STEP 4: Choose your accessories
The most common accessory you’ll be using is your mouse so you want to make sure it fits comfortably in your hand, no matter the shape.
Another common accessory may be a headset or earbuds for audio. This, of course, will depend on user preference but you do want to be sure that the volume isn’t too loud because sound is going directly into your ear and vibrating your eardrum. I suggest using an external microphone and speakers instead, if possible.
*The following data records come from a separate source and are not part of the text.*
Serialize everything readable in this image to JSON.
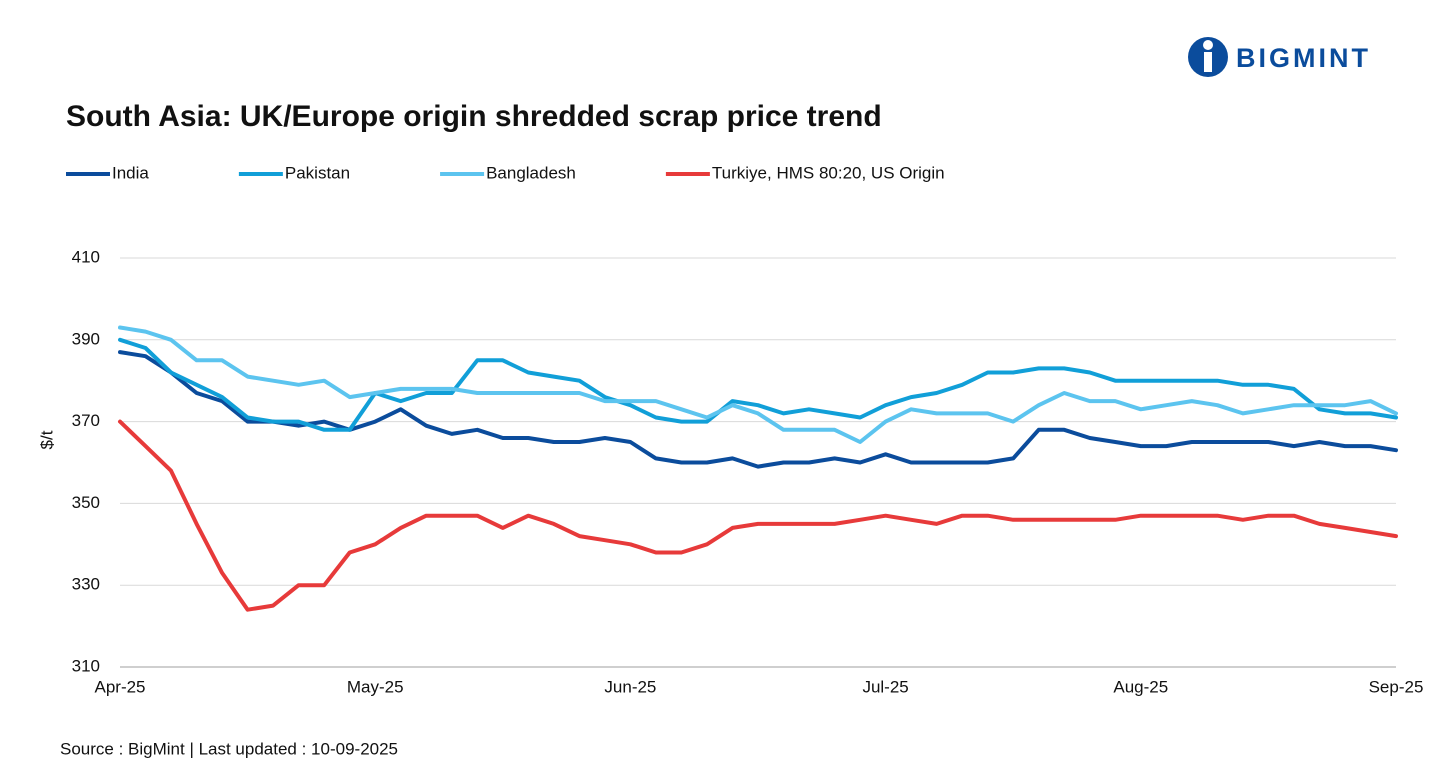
{
  "brand": "BIGMINT",
  "source": "Source : BigMint | Last updated : 10-09-2025",
  "chart_data": {
    "type": "line",
    "title": "South Asia: UK/Europe origin shredded scrap price trend",
    "y_label": "$/t",
    "x": [
      "Apr-25",
      null,
      null,
      null,
      null,
      null,
      null,
      null,
      null,
      null,
      "May-25",
      null,
      null,
      null,
      null,
      null,
      null,
      null,
      null,
      null,
      "Jun-25",
      null,
      null,
      null,
      null,
      null,
      null,
      null,
      null,
      null,
      "Jul-25",
      null,
      null,
      null,
      null,
      null,
      null,
      null,
      null,
      null,
      "Aug-25",
      null,
      null,
      null,
      null,
      null,
      null,
      null,
      null,
      null,
      "Sep-25"
    ],
    "ylim": [
      310,
      410
    ],
    "yticks": [
      310,
      330,
      350,
      370,
      390,
      410
    ],
    "grid": true,
    "legend": "top-left",
    "series": [
      {
        "name": "India",
        "color": "#0b4c9c",
        "values": [
          387,
          386,
          382,
          377,
          375,
          370,
          370,
          369,
          370,
          368,
          370,
          373,
          369,
          367,
          368,
          366,
          366,
          365,
          365,
          366,
          365,
          361,
          360,
          360,
          361,
          359,
          360,
          360,
          361,
          360,
          362,
          360,
          360,
          360,
          360,
          361,
          368,
          368,
          366,
          365,
          364,
          364,
          365,
          365,
          365,
          365,
          364,
          365,
          364,
          364,
          363
        ]
      },
      {
        "name": "Pakistan",
        "color": "#119fd8",
        "values": [
          390,
          388,
          382,
          379,
          376,
          371,
          370,
          370,
          368,
          368,
          377,
          375,
          377,
          377,
          385,
          385,
          382,
          381,
          380,
          376,
          374,
          371,
          370,
          370,
          375,
          374,
          372,
          373,
          372,
          371,
          374,
          376,
          377,
          379,
          382,
          382,
          383,
          383,
          382,
          380,
          380,
          380,
          380,
          380,
          379,
          379,
          378,
          373,
          372,
          372,
          371
        ]
      },
      {
        "name": "Bangladesh",
        "color": "#5cc4ef",
        "values": [
          393,
          392,
          390,
          385,
          385,
          381,
          380,
          379,
          380,
          376,
          377,
          378,
          378,
          378,
          377,
          377,
          377,
          377,
          377,
          375,
          375,
          375,
          373,
          371,
          374,
          372,
          368,
          368,
          368,
          365,
          370,
          373,
          372,
          372,
          372,
          370,
          374,
          377,
          375,
          375,
          373,
          374,
          375,
          374,
          372,
          373,
          374,
          374,
          374,
          375,
          372
        ]
      },
      {
        "name": "Turkiye, HMS 80:20, US Origin",
        "color": "#e73a3a",
        "values": [
          370,
          364,
          358,
          345,
          333,
          324,
          325,
          330,
          330,
          338,
          340,
          344,
          347,
          347,
          347,
          344,
          347,
          345,
          342,
          341,
          340,
          338,
          338,
          340,
          344,
          345,
          345,
          345,
          345,
          346,
          347,
          346,
          345,
          347,
          347,
          346,
          346,
          346,
          346,
          346,
          347,
          347,
          347,
          347,
          346,
          347,
          347,
          345,
          344,
          343,
          342
        ]
      }
    ]
  }
}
The other thing to consider is a keyboard pad to rest your wrists. This will take the pressure off your wrists and keep them in a neutral position when you find yourself typing away throughout the day. You can easily buy one of these or make one by folding up a medium size towel. While you’re at it, you can roll up a small face towel to use as a wrist pad for your mouse, too.
In this step, you’ll also want to gather everything you’ll need that’s specific to your work (ie, papers, pens, stapler, etc) and keep them within an arm’s length away.
STEP 5: Be body mindful
This is the most important step and I could probably write an entire article (or book!) about this step but I’ll try to keep it simple here as a reminder to be aware of your body and how you feel throughout the day. Perhaps set an alarm on your phone every hour to pause, reassess, and readjust.
Take a break from looking at the computer screen by looking away. Stretch out those eye muscles. Notice your head on your neck. Is your neck reaching forwards? Tuck your chin and roll those shoulders back. How about your bodily functions? Are you hungry or need to use the bathroom? Take care yourself! Get up and walk around a bit. Stretch out those legs.
When, and if, you return to the office, you can apply these steps to your work area there as well and perhaps re-evaluate its efficiency and comfort. In the meantime, happy working from home!